If you look at Bounty Gate from a legal and ethical perspective, it appears to me that there is more than sufficient justification to ban Sean Payton from professional football. Yes, ban from professional football! Yet many seem to feel that a one-year suspension from football may be too harsh a punishment for the New Orlean Saints coach. That’s because they seem to focus on the “bounty” side of the equation while failing to fully understand and appreciate what Payton’s lying and cover-up does to diminish this great sport!
The issue here is ethics and the legality behind Bounty Gate. Legally, Sean Payton does not appear to have a leg to stand on. The Saints staff showed total arrogance to the both the league’s policy and its investigation; as if they weren’t responsible to the National Football League or its policies or to Saint’s owner Tom Benson. As Dan Daly said in today’s Washington Times: “there is megalomania at work in this sorry spectacle, a we-can-do-anything-we-feel-like mentality that’s deeply troubling.”
I could not agree more!

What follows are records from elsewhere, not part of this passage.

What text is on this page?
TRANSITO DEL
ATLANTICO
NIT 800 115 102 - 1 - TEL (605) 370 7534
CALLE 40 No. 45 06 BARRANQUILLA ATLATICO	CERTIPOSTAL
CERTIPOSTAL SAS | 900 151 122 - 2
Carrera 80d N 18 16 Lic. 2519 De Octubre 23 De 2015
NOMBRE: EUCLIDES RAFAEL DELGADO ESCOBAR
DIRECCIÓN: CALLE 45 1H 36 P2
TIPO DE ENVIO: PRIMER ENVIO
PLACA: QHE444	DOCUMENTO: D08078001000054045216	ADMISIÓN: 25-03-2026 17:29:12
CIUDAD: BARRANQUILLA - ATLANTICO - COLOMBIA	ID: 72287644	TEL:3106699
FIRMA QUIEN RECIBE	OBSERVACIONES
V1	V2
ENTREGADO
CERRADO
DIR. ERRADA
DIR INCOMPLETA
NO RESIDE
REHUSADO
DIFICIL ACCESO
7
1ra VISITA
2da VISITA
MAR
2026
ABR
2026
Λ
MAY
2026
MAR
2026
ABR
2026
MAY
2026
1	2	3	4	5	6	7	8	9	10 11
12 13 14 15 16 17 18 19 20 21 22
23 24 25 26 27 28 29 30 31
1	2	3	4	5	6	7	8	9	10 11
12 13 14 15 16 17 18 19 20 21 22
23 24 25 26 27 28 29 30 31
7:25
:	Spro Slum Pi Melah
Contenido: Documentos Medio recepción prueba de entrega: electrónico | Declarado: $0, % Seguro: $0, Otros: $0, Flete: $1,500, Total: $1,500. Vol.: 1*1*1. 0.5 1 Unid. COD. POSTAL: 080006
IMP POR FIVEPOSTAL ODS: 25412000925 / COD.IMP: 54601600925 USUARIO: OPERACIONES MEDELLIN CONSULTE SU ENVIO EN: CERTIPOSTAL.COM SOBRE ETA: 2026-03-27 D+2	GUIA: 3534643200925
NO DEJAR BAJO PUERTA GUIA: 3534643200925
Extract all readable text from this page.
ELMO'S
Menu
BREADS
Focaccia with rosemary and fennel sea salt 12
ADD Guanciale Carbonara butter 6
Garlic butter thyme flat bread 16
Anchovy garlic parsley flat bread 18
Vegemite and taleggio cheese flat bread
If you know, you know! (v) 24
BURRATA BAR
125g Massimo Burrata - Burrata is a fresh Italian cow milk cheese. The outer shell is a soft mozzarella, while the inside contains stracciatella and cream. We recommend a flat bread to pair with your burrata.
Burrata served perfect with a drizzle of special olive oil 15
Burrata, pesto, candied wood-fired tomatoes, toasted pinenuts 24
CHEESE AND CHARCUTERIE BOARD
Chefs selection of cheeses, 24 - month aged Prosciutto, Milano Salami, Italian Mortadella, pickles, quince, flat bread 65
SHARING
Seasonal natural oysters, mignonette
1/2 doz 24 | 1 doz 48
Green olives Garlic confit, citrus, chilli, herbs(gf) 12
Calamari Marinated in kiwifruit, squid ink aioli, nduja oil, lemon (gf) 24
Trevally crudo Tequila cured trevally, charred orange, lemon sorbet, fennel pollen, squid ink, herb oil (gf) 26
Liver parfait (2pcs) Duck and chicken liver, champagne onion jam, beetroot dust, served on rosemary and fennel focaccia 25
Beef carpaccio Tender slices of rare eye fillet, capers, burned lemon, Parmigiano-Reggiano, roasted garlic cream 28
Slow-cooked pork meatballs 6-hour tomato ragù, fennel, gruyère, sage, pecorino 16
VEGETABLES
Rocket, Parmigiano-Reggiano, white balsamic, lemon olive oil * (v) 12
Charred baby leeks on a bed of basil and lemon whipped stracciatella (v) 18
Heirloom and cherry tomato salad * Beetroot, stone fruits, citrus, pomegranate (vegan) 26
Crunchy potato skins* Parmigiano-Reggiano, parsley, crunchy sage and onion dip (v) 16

According to the league, Payton ignored instructions from the Commissioner’s Office and the Saints owner to make sure bounties were not being payed. He falsely denied the program existed and encouraged support for his denials by telling assistants to make sure “our ducks are in a row.”
Here are some of the released findings available on Wiki:
1. The NFL began investigating the Saints in 2010 in response to allegations of deliberate attempts to injure players during the 2009–10 playoffs.
3. The NFL has long frowned upon bounties, or “non-contract bonuses” as it officially calls them. The league constitution specifically forbids payment of bonuses based on performances against an individual player or team, as well as bonuses for on-field misconduct; the NFL holds that such practices undermine the integrity of the game.
2. Players earned bonuses for deliberately knocking opposing players out of games. These bonuses were paid by coaches and defensive players out of their own pocket… NOT team ownership!
5. In the 2010 offseason, an anonymous player told NFL officials that the Saints had targeted Favre and Curt Warner as part of a bounty program administered by Greg Williams (Saint’s Defensive Coordinator); the NFL’s security department found the allegations credible enough to open an investigation.
7. The NFL sent a confidential and detailed memo to all 32 teams detailing its findings. It found that the Saints had not only targeted Warner and Favre during the 2009 playoffs, but had also targeted Green Bay Packers quarterback Aaron Rodgers and Carolina Panthers quarterback Cam Newton during the 2011 regular season.
This fiasco has been branded “Bounty Gate” after the now infamous Watergate episode in the early 1970’s. You do not have to be a historian to know that then President Nixon was forced to resign his presidency due to lies and cover-ups. In essence, he was banned from the Oval Office. This was largely done to protect the presidency. So, who and what are we trying to protect here?
How about our kids? That’s a good place to start. We try to instill in them certain legal and ethical characteristics… standards that will hopefully carry them through life. Is this a good example for our kids? What type of example do we set when a respected head football coach lies and covers-up the facts to his governing body? Furthermore, he was complicit in breaking well established NFL rules, the Collective Bargaining Agreement between the NFL owners and players, and the direct orders of the team owner.
What about professional football? Commissioner Goodell is doing a remarkable job, but I feel he’s missed an opportunity to make a stronger statement about the legal and ethical issues in this case.
While I cringe at the sight of Brett Favre being carted off the field in the 2009 NFC Championship and recall the expression of his wife, Dianna, with her hand cupped over her face out of fear for his safety; I believe there is a higher moral ground that the NFL should establish in the Bounty Gate case. Does this mean banning Sean Payton for life from football? Of course not! I would never advocate taking away a man’s livelihood. But, I do advocate the league devote more focus and attention to the legal and ethical component of this case!
Furthermore, Sean Payton, unlike Greg Williams has failed to make a public statement or apology for Bounty Gate. Maybe he just doesn’t get the message!